Mas ainda temos um longo caminho a percorrer. Porém esse caminho não é trilha porque como dizia Celso Furtado e Chico de Oliveira, o arcaico no Brasil ele colabora  com o moderno. Então a forma como se estrutura o capitalismo no brasileiros, ele  opta por manter o racismo como mecanismo estratégico  para o processo de produção do capital. Como isso funciona? É só lembrar o que aconteceu  no passado recente, que todas as lutas da população negra, ou que tiveram o combate ao racismo como instrumento central foram alvos preferenciais  do governo Bolsonaro, governo que não quer a mudança na composição de poder do Brasil. Esse é um aspecto estrutural  e que o governo  foi um empecilho , por sorte  ele não teve forças suficientes para tentar  barrar a lei de cotas e nem coragem, mas ele tinha esse objetivo. É um cenário dificílimo e que precisa ser denunciado sempre com muita força.

 

Após 200 anos o Brasil ainda não é considerado um país de primeiro mundo. Porque isso ainda não foi possível?

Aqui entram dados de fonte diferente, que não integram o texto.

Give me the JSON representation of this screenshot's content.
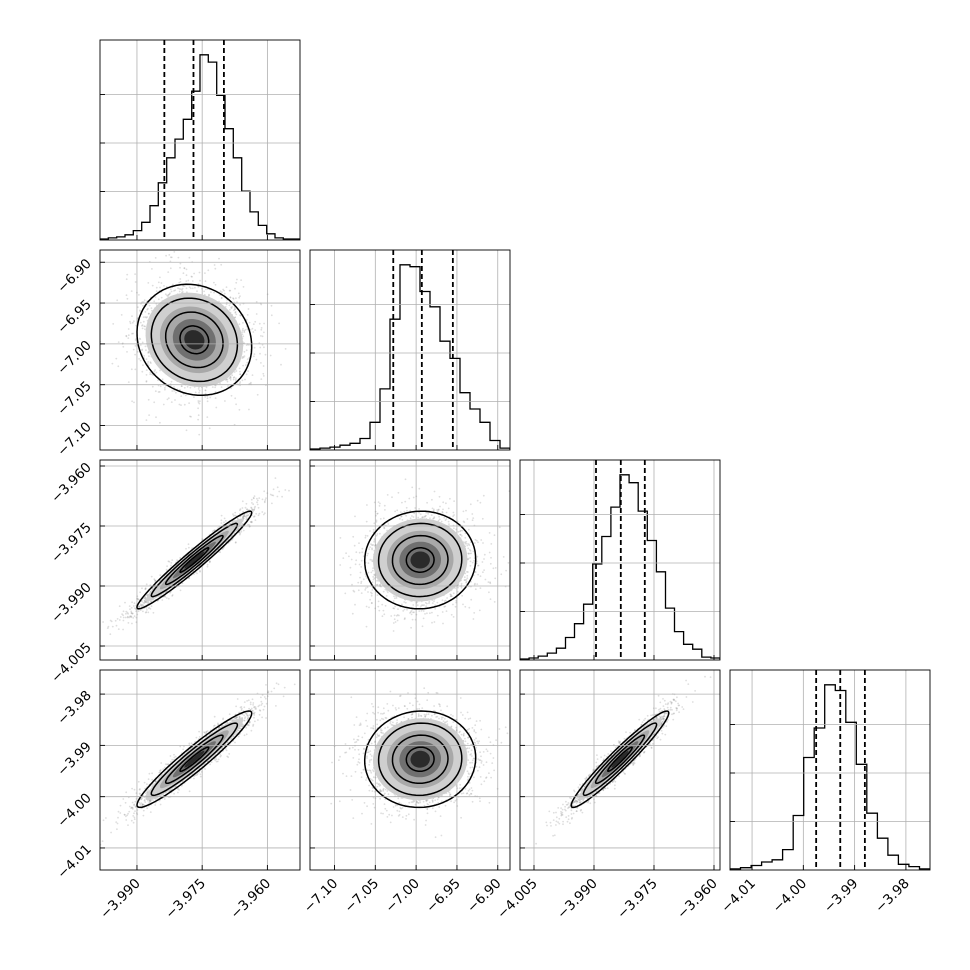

O Brasil não é um país de primeiro mudo porque  ele se acostumou a uma condição subalterna da economia global, ele não lutou contra isso. Infelizmente o Brasil se torna uma estrutura de interesse do capital, na divisão internacional do trabalho, que produz produtos  muito pouco industrializados e isso se torna mais grave, pois nossa pauta de exportação já  praticamente voltou ao início do século  XX. Ou seja, nos últimos anos retrocedeu praticamente 100 anos em termos de industrialização.

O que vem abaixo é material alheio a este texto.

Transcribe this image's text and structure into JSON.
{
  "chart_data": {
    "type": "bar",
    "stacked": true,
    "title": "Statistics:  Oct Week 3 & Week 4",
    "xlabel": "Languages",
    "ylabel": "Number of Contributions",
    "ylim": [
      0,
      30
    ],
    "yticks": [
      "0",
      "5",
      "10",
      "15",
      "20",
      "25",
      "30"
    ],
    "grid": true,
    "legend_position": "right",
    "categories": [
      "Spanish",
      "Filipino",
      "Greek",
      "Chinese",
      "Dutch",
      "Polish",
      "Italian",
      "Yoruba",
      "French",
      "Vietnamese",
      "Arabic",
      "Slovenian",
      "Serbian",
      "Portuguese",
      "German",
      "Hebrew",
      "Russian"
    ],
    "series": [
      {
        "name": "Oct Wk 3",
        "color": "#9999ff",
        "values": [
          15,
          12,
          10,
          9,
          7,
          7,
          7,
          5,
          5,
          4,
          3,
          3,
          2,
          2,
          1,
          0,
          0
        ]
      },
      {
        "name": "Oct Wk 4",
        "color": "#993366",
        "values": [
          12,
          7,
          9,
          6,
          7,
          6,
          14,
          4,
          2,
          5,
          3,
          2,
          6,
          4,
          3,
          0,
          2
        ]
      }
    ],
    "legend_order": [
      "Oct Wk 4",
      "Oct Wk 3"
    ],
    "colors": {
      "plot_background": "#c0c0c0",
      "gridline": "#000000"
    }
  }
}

Na prática, o que o mundo consome do Brasil são as commodities, produtos que não são  industrializados. Para o Brasil se tornar um país desenvolvido, ele precisa  ser um país capaz de construir valores econômicos dentro do território brasieiro e distribuir, algo que ele não faz. Então diferente será um país desenvolvido se  as coisas continuarem como estão e por isso é fundamental que a gente lute com veemência contra o governo Bolsonaro.

 

Como a educação pode reverter os erros cometidos nesses 200 anos de independência e como planejar o futuro na perspectiva da educação no Brasil?

A educação sozinha não vai reverter todos os erros  que foram cometidos nos últimos 200 anos do Brasil e ela também sozinha não vai  estabelecer o futuro do país. Educação, como dizia o Paulo Freire, sozinha não vai transformar a sociedade, mas sem ela  a sociedade certamente não se transfroma. 

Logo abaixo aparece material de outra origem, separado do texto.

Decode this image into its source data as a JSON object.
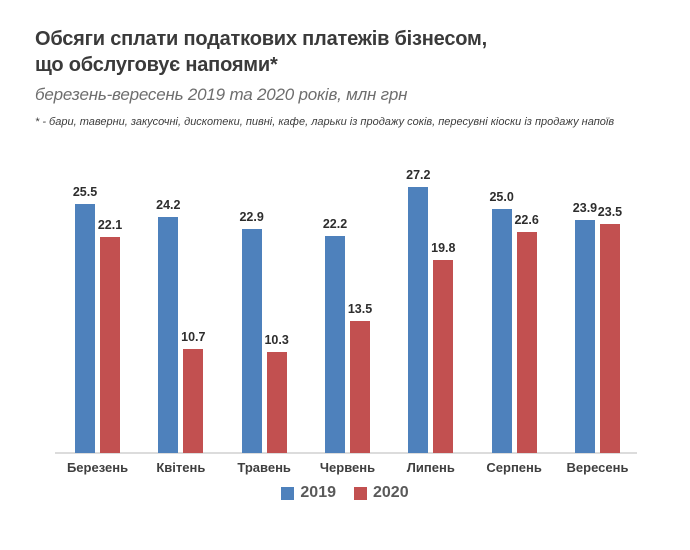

A educação precisa estar inserida dentro de um projeto de desenvolvimento que tenha a capacidade de planejar  um futuro  que garanta a qualidade  de vida para o povo brasileiro. O projeto de desenvolvimento  ele não pode vinculado só ao crescimento econômico, ele precisa estar ligado também com a distribuição de renda e sustentabilidade.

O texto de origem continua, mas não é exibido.